The protocol of quantum teleportation
Alice and Bob work together in the same company. Alice is based in Seattle, and Bob is based in Los Angeles. They are working on a project that requires them to share quantum information. They decide to use quantum teleportation to send quantum information between them.
Initial setup
Alice and Bob each have a qubit that is part of an entangled pair that was previously prepared. The entangled pair is a Bell state, which is the state
$$\ket{\phi}=\frac1{\sqrt2}(\ket{0_A 0_B} + \ket{1_A 1_B})$$
Alice has an extra qubit – called the “message qubit” – and wants to send this qubit to Bob. The message qubit is in an unknown state that Alice wants to teleport to Bob. The state of the message qubit is
$$\ket{m}=\alpha \ket{0}_m + \beta \ket{1}_m,$$
where $\alpha$ and $\beta$ are complex numbers.
The global state of Alice and Bob's three qubits is
$$\ket{\text{Global}} = (\alpha\ket{0}_m + \beta\ket{1}_m) \otimes \frac1{\sqrt2}(\ket{0_A 0_B}+ \ket{1_A 1_B}) $$
Alice entangles the message qubit with her own qubit
Alice takes the message qubit and entangles it with her own qubit $A$ using a CNOT gate. The message qubit is the control qubit, and Alice's qubit is the target qubit. This creates a three-qubit entangled state.
The message qubit is in the unknown state $\alpha \ket{0}_m + \beta \ket{1}_m$, so after applying the CNOT gate, Alice's qubits are in a superposition of the four Bell states. The global state of the three qubits is
$$ \ket{\text{Global}} = \frac1{2} \ket{\phi^+}_\text{mA} (\alpha\ket{0}_B + \beta\ket{1}_B) + $$
$$ + \frac1{2} \ket{\phi^-}_\text{mA} (\alpha\ket{0}_B - \beta\ket{1}_B) +$$
$$ + \frac1{2} \ket{\psi^+}_\text{mA}(\alpha\ket{1}_B + \beta\ket{0}_B) + $$
$$ + \frac1{2} \ket{\psi^-}_\text{mA} (\alpha\ket{1}_B- \beta\ket{0}_B)$$
The global state of Alice and Bob's qubits is a superposition of four possible states.
Tip
A good exercise is to verify that the global state of the three qubits is the one given above. You can do this by applying the CNOT gate to the message qubit and Alice's qubit, and then expanding the state of the three qubits.
Alice measures the qubits
Alice then measures the message qubit and her own qubit. She doesn't measures the qubits in the $Z$-basis as usual, but she chooses the Bell basis. The Bell basis consists of the four Bell states, $\lbrace \ket{\phi^+}, \ket{\phi^-}, \ket{\psi^+}, \ket{\psi^-} \rbrace$.
By measuring the message qubit and her own qubit in the Bell basis, Alice projects her qubits into one of the four Bell states. Because the three qubits are entangled, the measurement results are correlated. When Alice measures her qubits, Bob's qubit is also projected into the correlated state.

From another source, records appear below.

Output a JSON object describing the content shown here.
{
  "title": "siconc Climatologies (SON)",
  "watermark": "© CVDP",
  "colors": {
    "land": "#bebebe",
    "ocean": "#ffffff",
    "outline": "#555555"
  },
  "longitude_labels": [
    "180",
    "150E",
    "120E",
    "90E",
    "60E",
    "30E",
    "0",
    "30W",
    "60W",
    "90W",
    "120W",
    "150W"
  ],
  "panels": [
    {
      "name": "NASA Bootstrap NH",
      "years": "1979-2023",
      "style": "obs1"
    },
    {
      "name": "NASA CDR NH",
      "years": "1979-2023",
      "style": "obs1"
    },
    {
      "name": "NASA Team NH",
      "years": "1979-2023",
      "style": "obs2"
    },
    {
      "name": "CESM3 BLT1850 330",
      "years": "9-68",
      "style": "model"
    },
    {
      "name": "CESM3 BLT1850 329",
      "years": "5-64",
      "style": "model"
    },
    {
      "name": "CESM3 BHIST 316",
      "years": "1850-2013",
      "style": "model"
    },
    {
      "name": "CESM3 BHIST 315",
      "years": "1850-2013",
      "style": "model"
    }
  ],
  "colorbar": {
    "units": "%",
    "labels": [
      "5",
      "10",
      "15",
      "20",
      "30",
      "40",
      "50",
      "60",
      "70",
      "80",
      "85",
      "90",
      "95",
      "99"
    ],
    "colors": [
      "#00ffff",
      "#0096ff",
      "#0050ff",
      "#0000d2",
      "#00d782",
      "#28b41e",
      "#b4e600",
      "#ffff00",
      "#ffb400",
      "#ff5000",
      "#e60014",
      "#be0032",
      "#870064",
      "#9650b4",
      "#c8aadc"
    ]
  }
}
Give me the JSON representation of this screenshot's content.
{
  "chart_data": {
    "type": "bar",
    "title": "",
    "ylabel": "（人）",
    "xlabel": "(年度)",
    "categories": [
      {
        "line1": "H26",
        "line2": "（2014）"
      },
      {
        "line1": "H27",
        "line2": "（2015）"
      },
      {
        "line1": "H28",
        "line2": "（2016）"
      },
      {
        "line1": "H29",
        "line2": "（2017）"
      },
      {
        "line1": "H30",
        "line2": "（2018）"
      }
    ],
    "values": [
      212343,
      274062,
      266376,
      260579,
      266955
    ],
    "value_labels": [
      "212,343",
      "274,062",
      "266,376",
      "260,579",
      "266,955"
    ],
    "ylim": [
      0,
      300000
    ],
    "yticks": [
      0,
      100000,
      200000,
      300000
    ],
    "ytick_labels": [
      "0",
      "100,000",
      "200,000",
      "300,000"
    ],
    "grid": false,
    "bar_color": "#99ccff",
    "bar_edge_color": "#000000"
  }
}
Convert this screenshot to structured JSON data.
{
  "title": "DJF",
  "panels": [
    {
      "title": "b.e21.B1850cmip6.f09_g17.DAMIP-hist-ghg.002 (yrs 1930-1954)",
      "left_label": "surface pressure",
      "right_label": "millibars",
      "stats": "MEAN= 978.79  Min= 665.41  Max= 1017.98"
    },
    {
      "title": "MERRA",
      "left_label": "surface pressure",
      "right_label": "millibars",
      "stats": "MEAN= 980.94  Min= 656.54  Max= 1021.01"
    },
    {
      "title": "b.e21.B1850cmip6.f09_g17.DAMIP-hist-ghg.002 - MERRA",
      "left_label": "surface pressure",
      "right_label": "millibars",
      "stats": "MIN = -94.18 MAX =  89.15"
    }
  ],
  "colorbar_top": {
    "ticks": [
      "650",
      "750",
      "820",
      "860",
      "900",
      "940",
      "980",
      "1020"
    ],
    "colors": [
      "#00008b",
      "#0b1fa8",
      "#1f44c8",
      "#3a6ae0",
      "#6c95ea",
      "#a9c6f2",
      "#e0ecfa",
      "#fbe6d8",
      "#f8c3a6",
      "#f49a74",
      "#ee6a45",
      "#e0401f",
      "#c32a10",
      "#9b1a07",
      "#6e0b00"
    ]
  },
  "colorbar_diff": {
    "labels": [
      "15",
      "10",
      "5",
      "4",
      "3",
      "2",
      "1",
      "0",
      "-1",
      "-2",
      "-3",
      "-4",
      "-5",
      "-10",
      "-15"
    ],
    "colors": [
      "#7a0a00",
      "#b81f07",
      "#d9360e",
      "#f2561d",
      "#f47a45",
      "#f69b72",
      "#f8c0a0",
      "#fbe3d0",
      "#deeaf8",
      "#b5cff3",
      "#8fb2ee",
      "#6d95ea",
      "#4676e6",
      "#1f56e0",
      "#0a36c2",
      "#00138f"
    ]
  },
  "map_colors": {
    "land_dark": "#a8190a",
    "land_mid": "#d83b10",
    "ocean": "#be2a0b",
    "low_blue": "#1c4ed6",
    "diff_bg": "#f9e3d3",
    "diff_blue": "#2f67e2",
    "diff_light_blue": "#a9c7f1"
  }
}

For example, if Alice measures her qubits and observes the state $\ket{\phi^-}$, then Bob's qubit is projected into the state $\alpha\ket{0}_B - \beta\ket{1}_B$.
Alice calls Bob
Alice calls Bob and tells him the results of her measurements. She uses a classical communication channel, like a phone call, or a text message.
Bob now knows the state of his own qubit, without having to measure it. The state of Bob's qubit might not be the same as the state of the message qubit that Alice wanted to teleport, but it's close to it.
Bob applies a quantum operation
Next, Bob can recover the original state of the message qubit by applying a specific quantum operation to his qubit. The operation Bob performs depends on what Alice told him by phone.
The operation he executes can be a Pauli $X$ gate, a Pauli $Z$ gate, both, or none.
For example, if the result of Alice's measurement is $\ket{\phi^-}$, Bob knows that his qubit is in the state $(\alpha \ket{0}_B - \beta \ket{1}_B)$. He only needs to apply a Pauli Z gate to recover the original state of the message qubit.
Alice measures | Bob applies |
---|---|
$\ket{\phi^+}$ | No operation |
$\ket{\phi^-}$ | Pauli Z gate |
$\ket{\psi^+}$ | Pauli X gate |
$\ket{\psi^-}$ | Pauli X gate followed by Pauli Z gate |
This final operation effectively teleports the state of the message qubit onto Bob’s qubit. Mission accomplished!
Important
Applying an operation to a qubit isn't the same as measuring it. When Bob applies the operation, he doesn't measure his qubit. He applies a quantum operation that changes the state of the qubit, but doesn't collapse it.